What is my calling? As a retired person with disabilities, I wonder what I have to offer? I pray, I seek answers, I listen. But I haven’t found something that feels like a calling yet.
Sometimes, I think it might be writing. I even started this blog. I feel a bit foolish about it. I love to talk to people about God, to dialogue about faith. But, now, when I write pages for the blog, it feels like hubris. It’s not a dialogue anymore. It’s no longer a dialogue with God. It’s no longer a dialogue with others. Even when I move words that I wrote as prayer almost word for word to the blog, something changes.
Do I feel unworthy to write about God? Is that it? Perhaps. So, how do I share God, if I feel unworthy to be public about my growing relationship with God?
And how can I possibly be looking for a calling? If I stay backstage, or in the balcony, is that where my calling is? Should it be out of sight and unnoticed? Perhaps.
I wait, I pray, I keep writing privately. I am uncertain how to proceed. I ask God what to do, to show me. I ask others I trust. I am not naturally patient. The waiting is hard. I remind myself that this is Lent, a time to go to the desert and pray.
Last year, spending Lent in a new place, in a pandemic, I found faith renewal, strength in prayer, and support from the priest I spoke with during the process of returning to Catholicism.
Those supports continue. I also work with a spiritual director, and so many faith opportunities have grown online. And while I’ve largely stayed at home, I’ve joined online writing groups over the last year as well and made several friends within those groups.
Some of us have held online writing sprints via Facebook chat. It no longer surprises me that these quickly become focused on prayer, or that I discover these friends are ministers, chaplains, catechists, missionaries, and rabbinical scholars.
Today I told a chaplain friend about the Mission time at church over the last few days. I repeated a story the guest presenter told about sitting on a curb years ago with a teenager who had just found out her mother had died. He sat there with her while she waited for her ride. And he talked about how he didn’t do anything, God did. Then, he mentioned feedback twenty years later that he should stop saying he didn’t do anything, because he did, he heeded God’s nudging to sit with that girl.
Later I told my friend that I am searching for my retirement calling. Her response reset my thinking. She said “I don’t think of a ‘big’ calling. It’s about what that Mission speaker said, heeding God’s nudging.” And that for her that also means “It’s about doing the next thing that I can’t do without God’s help.”

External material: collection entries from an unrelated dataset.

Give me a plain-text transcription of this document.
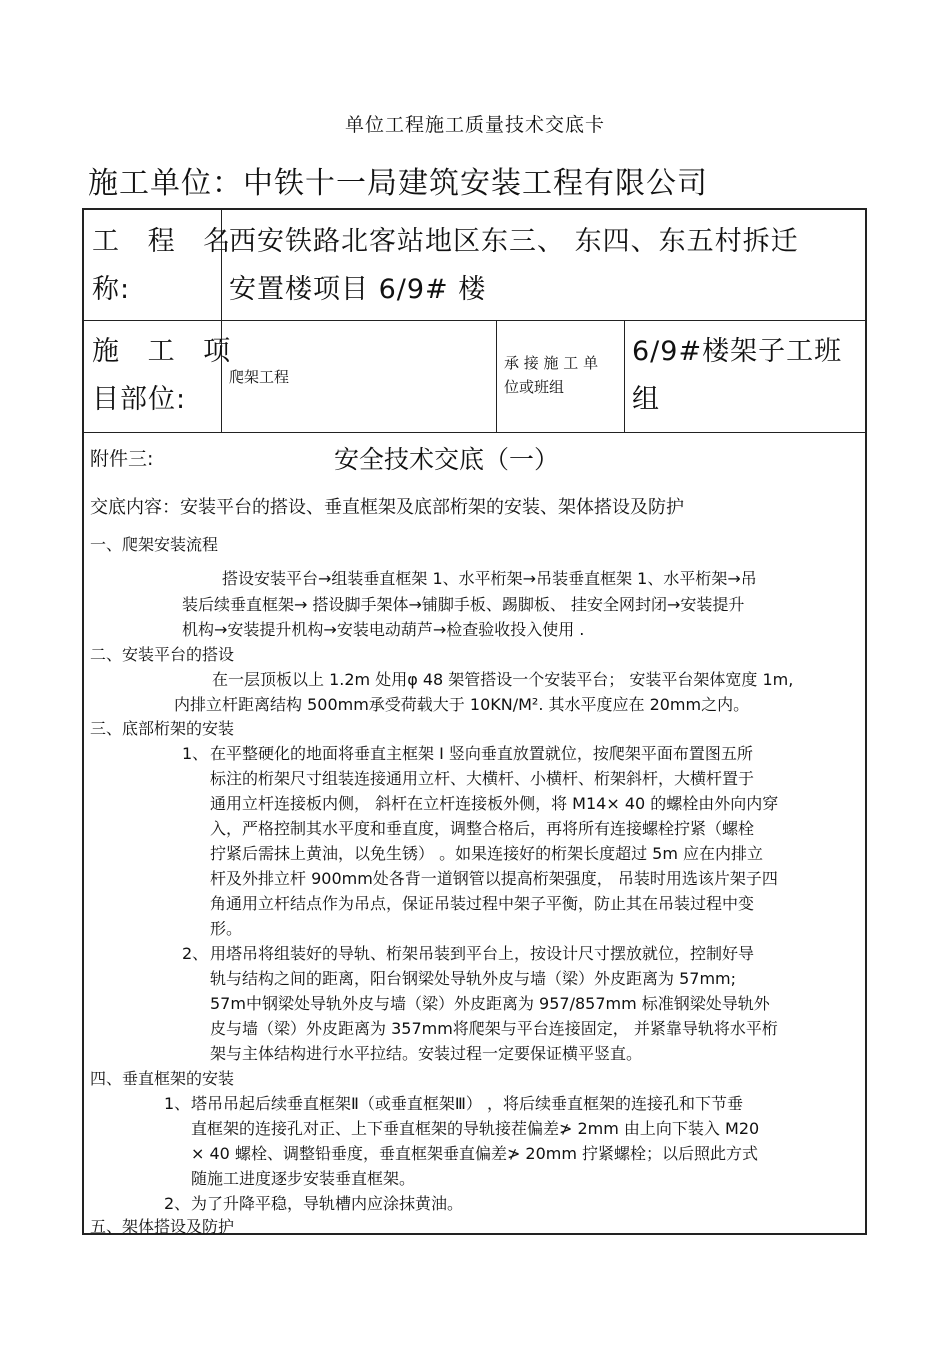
单位工程施工质量技术交底卡
施工单位：中铁十一局建筑安装工程有限公司
工 程 名
称:
西安铁路北客站地区东三、 东四、东五村拆迁
安置楼项目 6/9# 楼
施 工 项
目部位:
爬架工程
承 接 施 工 单
位或班组
6/9#楼架子工班
组
附件三:	安全技术交底（一）
交底内容：安装平台的搭设、垂直框架及底部桁架的安装、架体搭设及防护
一、爬架安装流程
搭设安装平台→组装垂直框架 1、水平桁架→吊装垂直框架 1、水平桁架→吊
装后续垂直框架→ 搭设脚手架体→铺脚手板、踢脚板、 挂安全网封闭→安装提升
机构→安装提升机构→安装电动葫芦→检查验收投入使用 .
二、安装平台的搭设
在一层顶板以上 1.2m 处用φ 48 架管搭设一个安装平台； 安装平台架体宽度 1m,
内排立杆距离结构 500mm承受荷载大于 10KN/M². 其水平度应在 20mm之内。
三、底部桁架的安装
1、 在平整硬化的地面将垂直主框架 I 竖向垂直放置就位，按爬架平面布置图五所
标注的桁架尺寸组装连接通用立杆、大横杆、小横杆、桁架斜杆，大横杆置于
通用立杆连接板内侧， 斜杆在立杆连接板外侧，将 M14× 40 的螺栓由外向内穿
入，严格控制其水平度和垂直度，调整合格后，再将所有连接螺栓拧紧（螺栓
拧紧后需抹上黄油，以免生锈） 。如果连接好的桁架长度超过 5m 应在内排立
杆及外排立杆 900mm处各背一道钢管以提高桁架强度， 吊装时用选该片架子四
角通用立杆结点作为吊点，保证吊装过程中架子平衡，防止其在吊装过程中变
形。
2、 用塔吊将组装好的导轨、桁架吊装到平台上，按设计尺寸摆放就位，控制好导
轨与结构之间的距离，阳台钢梁处导轨外皮与墙（梁）外皮距离为 57mm;
57m中钢梁处导轨外皮与墙（梁）外皮距离为 957/857mm 标准钢梁处导轨外
皮与墙（梁）外皮距离为 357mm将爬架与平台连接固定， 并紧靠导轨将水平桁
架与主体结构进行水平拉结。安装过程一定要保证横平竖直。
四、垂直框架的安装
1、 塔吊吊起后续垂直框架Ⅱ（或垂直框架Ⅲ） ，将后续垂直框架的连接孔和下节垂
直框架的连接孔对正、上下垂直框架的导轨接茬偏差≯ 2mm 由上向下装入 M20
× 40 螺栓、调整铅垂度，垂直框架垂直偏差≯ 20mm 拧紧螺栓；以后照此方式
随施工进度逐步安装垂直框架。
2、 为了升降平稳，导轨槽内应涂抹黄油。
五、架体搭设及防护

After so many years away from Catholicism, my mind has been telling me that I need to do something big for God to make up for those years. No wonder my approach hasn’t felt right, that’s me talking, my ego, my pride.
God has sent me two messengers this week. One to tell me to pay attention to his nudges rather than my own inclinations, and the other to remind me that I need to rely on his help. Amen.